Perth may be one of the most isolated cities in the world, but that doesn’t mean it can’t compete in the sustainable fashion scene. As the home of the largest Eco Fashion Week, and new sustainable fashion courses at Curtin University and Edith Cowen University, Perth is fostering an emerging generation of young designers. With the amazing weather and growing foodie scene, why not see what this great city has to offer? This is your guide to finding the best boutiques and brands for sustainable and ethical fashion across the city.


The Anjelms Project

Collab. Stall 33, Fremantle Markets

The Anjelms Project is a collaborative fashion label established in 2008. They work to empower communities in Bali, Nepal and India by celebrating traditional skills and cultures. They are part of the Western Australian Fair Trade Collective and work with locally sourced fibres, natural plant dyes and block printing. Each garment is signed by the maker and designed for comfort and longevity. They’ve also organised a tour of Rajasthan for their customers – taking them to meet the makers, participate in traditional handcraft workshops, and see where and how the garments are made. How’s that for transparency?

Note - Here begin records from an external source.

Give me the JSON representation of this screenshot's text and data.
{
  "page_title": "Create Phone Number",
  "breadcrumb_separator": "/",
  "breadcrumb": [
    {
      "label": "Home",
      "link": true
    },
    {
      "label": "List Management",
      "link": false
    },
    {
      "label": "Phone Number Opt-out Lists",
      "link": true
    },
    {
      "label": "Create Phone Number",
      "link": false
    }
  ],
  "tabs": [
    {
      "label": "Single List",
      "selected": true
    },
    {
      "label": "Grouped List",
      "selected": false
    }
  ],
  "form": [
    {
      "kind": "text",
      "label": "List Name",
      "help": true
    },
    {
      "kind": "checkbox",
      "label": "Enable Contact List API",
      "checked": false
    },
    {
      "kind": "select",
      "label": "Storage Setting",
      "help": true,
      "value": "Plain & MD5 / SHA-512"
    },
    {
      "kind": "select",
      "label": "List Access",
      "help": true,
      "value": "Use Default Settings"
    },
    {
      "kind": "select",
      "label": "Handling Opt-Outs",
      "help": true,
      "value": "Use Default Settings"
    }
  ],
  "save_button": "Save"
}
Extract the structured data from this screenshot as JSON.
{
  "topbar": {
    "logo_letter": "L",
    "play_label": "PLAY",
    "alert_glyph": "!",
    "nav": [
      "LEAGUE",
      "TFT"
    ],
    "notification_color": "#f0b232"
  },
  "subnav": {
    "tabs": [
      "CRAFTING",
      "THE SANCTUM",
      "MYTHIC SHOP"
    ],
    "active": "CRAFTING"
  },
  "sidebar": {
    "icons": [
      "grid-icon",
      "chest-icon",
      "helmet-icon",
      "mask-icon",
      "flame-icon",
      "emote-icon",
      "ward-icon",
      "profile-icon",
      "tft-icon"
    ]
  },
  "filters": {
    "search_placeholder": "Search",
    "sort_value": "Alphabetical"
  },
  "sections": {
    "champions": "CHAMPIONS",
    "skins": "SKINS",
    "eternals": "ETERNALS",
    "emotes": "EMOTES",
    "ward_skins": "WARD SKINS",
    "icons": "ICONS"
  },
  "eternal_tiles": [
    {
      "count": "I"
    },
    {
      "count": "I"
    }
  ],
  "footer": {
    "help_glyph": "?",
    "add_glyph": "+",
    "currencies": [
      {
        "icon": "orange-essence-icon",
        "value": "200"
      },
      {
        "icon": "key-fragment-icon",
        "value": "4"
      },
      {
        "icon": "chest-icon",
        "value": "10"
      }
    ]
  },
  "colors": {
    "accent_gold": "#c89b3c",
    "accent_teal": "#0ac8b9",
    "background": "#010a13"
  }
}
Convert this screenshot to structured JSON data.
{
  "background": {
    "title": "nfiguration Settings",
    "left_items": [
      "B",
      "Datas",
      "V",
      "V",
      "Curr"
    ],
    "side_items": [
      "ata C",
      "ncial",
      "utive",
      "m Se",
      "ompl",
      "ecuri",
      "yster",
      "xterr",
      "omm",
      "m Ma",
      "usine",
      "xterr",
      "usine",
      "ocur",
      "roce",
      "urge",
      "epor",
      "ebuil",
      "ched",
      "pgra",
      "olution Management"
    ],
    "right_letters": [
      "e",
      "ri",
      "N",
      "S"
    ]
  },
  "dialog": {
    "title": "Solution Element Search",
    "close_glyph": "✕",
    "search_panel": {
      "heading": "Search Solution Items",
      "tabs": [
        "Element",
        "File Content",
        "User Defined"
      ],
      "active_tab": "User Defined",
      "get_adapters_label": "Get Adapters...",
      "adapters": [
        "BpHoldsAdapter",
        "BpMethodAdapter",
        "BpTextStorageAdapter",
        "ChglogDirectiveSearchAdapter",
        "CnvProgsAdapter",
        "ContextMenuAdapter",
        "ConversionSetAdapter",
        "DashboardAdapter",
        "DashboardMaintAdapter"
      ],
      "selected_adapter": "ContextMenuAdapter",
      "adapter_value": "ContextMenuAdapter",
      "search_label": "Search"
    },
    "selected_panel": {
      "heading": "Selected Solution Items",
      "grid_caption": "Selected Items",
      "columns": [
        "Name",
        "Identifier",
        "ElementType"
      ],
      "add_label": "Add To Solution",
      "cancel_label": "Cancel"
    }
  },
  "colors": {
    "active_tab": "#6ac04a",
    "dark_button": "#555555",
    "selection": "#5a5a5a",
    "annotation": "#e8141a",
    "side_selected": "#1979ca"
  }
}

Collab. Stall 33, Fremantle Markets

Located in the same stall as The Anjelms Project, RŪPAHAUS is a Perth-based label founded by Stephanie Chandra. Stephanie grew up between Australia, Indonesia and Germany, and this label brings her story together, as well as the stories of the artisans making the clothes. The garments are sustainably and ethically handmade in rural Indonesia, using handwoven organic textiles and natural dyes. The designs are beautiful and simple, with muted colours and attention to small details. They make some unisex jackets and kimonos alongside their men’s shirts and women’s clothing. The brand also collaborates with artists to produce ceramics and textile décor.

Empire Rose

38 Pearse Street, North Fremantle

One of the few brands still proudly designing, manufacturing and retailing entirely in-house, Empire Rose is the brainchild of designer and owner Kathryn Cizeika. Established in 1998, this label doesn’t shy away from a few sparkles, with their signature head-to-toe sequin dresses frequently selling out. The small scale business model keeps waste to a minimum and provides opportunities for training and mentoring in the workshop. Cizeika is helping to ensure the future of homegrown Western Australian fashion.

South Beach Boardies

203 South Terrace, South Fremantle

Want to clean up the beaches and support local small business at the same time? Then South Beach Boardies are for you. Their boardies are made from locally sourced recycled PET plastic bottles and manufactured ethically in China and Indonesia. All their tees are printed locally and ethically made in India from 100 per cent recycled fabrics. They design for men, women and kids and put 5 per cent of profits towards ocean conservation.


Ruck Rover

242 William Street

This fun little boutique is owned by sisters Claire and Isabelle. They stock a range of ethical and fair trade clothing labels, as well as homewares, stationary and local books and magazines. Ruck Rover is inspired by the sisters’ love of colour and pattern, as well as vintage style and modern prints. Their collections are sourced from around the world and they like to showcase independent designers.

Mount Hawthorn



377 Oxford Street

Family-owned boutique Ilka is all about Perth-based labels (including their own self-titled, locally made label). Ilka promotes local brands with a focus on fair trade production, sustainability and community. From clothing to homewares and beauty products, you’re sure to find something you’ll love. They also offer in-house alterations so you can make your purchase your own and ensure a perfect fit (or bring in your existing clothes for a freshen up or repair).


Perth Upmarket

Winthrop Hall (University of Western Australia), 35 Stirling Highway

With more than 180 stalls, the Perth Upmarket supports small local businesses. From clothing and jewellery to ceramics and food products, the market has something for everyone. The focus is on locally designed and made products with the market running four times a year. In addition to the quarterly markets, they’ve also started running art markets and wedding markets for a specialised shopping experience.


Yagan Square

Wellington Street, Perth

Deadly Denim

Hosting markets and pop-up shops, Yagan Square is an ever-changing space for finding local designers and makers. In July 2020 it hosted a pop-up shop for Deadly Denim – an indigenous owned upcycled denim label. The square holds twilight markets in summer and Saturday markets in association with Perth Makers Markets. There’s usually great live music and food trucks to indulge in too.

David Jones

622 Hay Street

David Jones is no newcomer on Australia’s fashion scene, but they’ve got a great selection of Australian ethical and sustainable labels. On their website you can find their Mindfully Made curated collection which focusses on Australian-made designs, eradicating animal cruelty, working with recycled fibres and ethical production. You can find brands such as Bec + Bridge, Bassike, Nobody Denim, Viktoria & Woods, KITX, Bianca Spender, Neuw Denim, Outland Denim and Country Road.